As a set of cardinal functions, most of the material of “Charles Augustus Milverton” is concentrated between pages 378 and 383. This is the lesson of the structural analysis. What, then, is the purpose of all of this mysterious extraneous matter between 367 and 377? Is this mere padding, or is it, in fact, the real matter that makes the Holmes stories what they are. The rather humdrum and unremarkable nature of the plot suggests the latter.

The story is not that functional in the narrow sense – just a few simplte moves. What, then, makes up these tracts of unfunctional material. To which of the four Genettian narrative movements to they belong? Summary, Scene, ellipsis, descriptive pause? Or some quite other movement to be established? This will fall to be dealt with in a later post. For now, to return to the issue of the many adaptations this story has engendered. As I went into in a previous post, the Brett-Hardwicke series takes as one of its main points of departure a scene that is not even a scene: not presented by Watson as our homodiegetic narrator, but summarily recounted by Holmes to the narrator. It is a matter of small cues, almost immaterial functionally and in terms of volume of the narrative vanishingly small, but that nevertheless have that kernel of suggestiveness which adaptors can make use of.

But the other notable feature of the story is the working out of justice. Where this differs from other stories, is that justice is done through what is legally murder. Further, the absolute outlier as a scenario among Holmes stories is that Holmes and Watson could have tried to do something.

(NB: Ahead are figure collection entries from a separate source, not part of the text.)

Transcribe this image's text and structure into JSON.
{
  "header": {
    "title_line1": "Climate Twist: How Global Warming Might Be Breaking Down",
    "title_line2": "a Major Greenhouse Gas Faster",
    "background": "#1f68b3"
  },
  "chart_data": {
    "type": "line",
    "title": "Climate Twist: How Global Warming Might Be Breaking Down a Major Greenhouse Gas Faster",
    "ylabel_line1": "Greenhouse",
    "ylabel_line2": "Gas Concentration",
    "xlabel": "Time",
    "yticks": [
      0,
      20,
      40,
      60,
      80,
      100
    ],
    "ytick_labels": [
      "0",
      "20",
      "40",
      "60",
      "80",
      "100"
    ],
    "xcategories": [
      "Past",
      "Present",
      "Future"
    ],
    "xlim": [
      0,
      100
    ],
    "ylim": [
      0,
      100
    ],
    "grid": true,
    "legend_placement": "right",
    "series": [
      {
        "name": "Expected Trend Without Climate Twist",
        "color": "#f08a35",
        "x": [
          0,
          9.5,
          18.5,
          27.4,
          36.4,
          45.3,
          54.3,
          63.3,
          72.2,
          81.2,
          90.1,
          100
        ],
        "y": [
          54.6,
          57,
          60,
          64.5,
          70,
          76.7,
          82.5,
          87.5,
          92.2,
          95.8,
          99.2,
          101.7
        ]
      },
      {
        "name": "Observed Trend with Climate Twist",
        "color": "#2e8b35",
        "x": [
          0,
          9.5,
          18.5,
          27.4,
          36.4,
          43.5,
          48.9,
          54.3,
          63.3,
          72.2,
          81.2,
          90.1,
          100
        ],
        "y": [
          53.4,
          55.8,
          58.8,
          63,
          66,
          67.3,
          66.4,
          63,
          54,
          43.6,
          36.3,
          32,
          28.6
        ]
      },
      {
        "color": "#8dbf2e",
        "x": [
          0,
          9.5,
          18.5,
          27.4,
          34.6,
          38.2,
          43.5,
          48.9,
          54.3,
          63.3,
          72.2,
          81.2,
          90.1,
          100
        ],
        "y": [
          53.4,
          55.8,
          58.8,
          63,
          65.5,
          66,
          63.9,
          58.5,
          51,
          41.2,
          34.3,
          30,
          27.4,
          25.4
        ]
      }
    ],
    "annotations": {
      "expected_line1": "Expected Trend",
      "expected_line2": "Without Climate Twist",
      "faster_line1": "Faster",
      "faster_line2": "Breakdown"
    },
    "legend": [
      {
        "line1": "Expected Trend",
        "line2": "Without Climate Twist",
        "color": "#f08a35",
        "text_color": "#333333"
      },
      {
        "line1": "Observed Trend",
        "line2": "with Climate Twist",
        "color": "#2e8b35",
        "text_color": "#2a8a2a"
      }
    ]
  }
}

No interference upon our part could have saved the man from his fate; but as the woman poured bullet after bullet into Milverton’s shrinking body I was about to spring out, when I felt Holmes’s cold, strong grasp upon my wrist. I understood the whole argument of that firm, restraining grip—that it was no affair of ours; that justice had overtaken a villain; that we had our own duties and our own objects which were not to be lost sight of. (381-382)

These lines are the hub of the story, suggesting a moral dilemma adaptors have been quick to seize on, certainly the makers of Sherlock and “His Last Vow”. Watson insists as post facto narrator that they could not have saved Milverton, but, I repeat, they could have tried, and that is where this story has its interest. Note, also, that the quoted passage is given after the murderess has left. The moment of Watson’s almost-intervention is actually just a flashback, a sentence or two later than strict diegetic chronology would dictate. If we had put it in its place, we would note that not only did he not intervene during the shooting, but he also didn’t intervene during the time after, when she ground her heel into M.’s face (and shouldn’t Lestrade have mentioned the detail of the woman’s shoe? Did it not suggest another actor on the scene?). The cathartic power of sadistic violence against a very bad person is fully harnessed here by the use of this deus ex machina of the woman who has been  victim to M at some past time. She does what Holmes would like to do, and what, the author implies, all right-thinking, justice-loving persons would also like. The connection between Holmes and justice is never more strained, more troubled, than in this story, so the scope for ethico-moral readings or for ideological shifts in adaptation is great. All of this is in the context of our cultural love for Sherlock Holmes. The power of “Charles Augustus Milverton” is not of this story alone, but is strongly intertextual: it is its place within the Holmesian canon that makes it of interest, and what it says about this great character. Otherwise, it would simply be a lazily plotted potboiler; which, in a sense, it still is, but once the character of Holmes, with all of his pre-established indices and connotations, is added, it becomes a lot more interesting.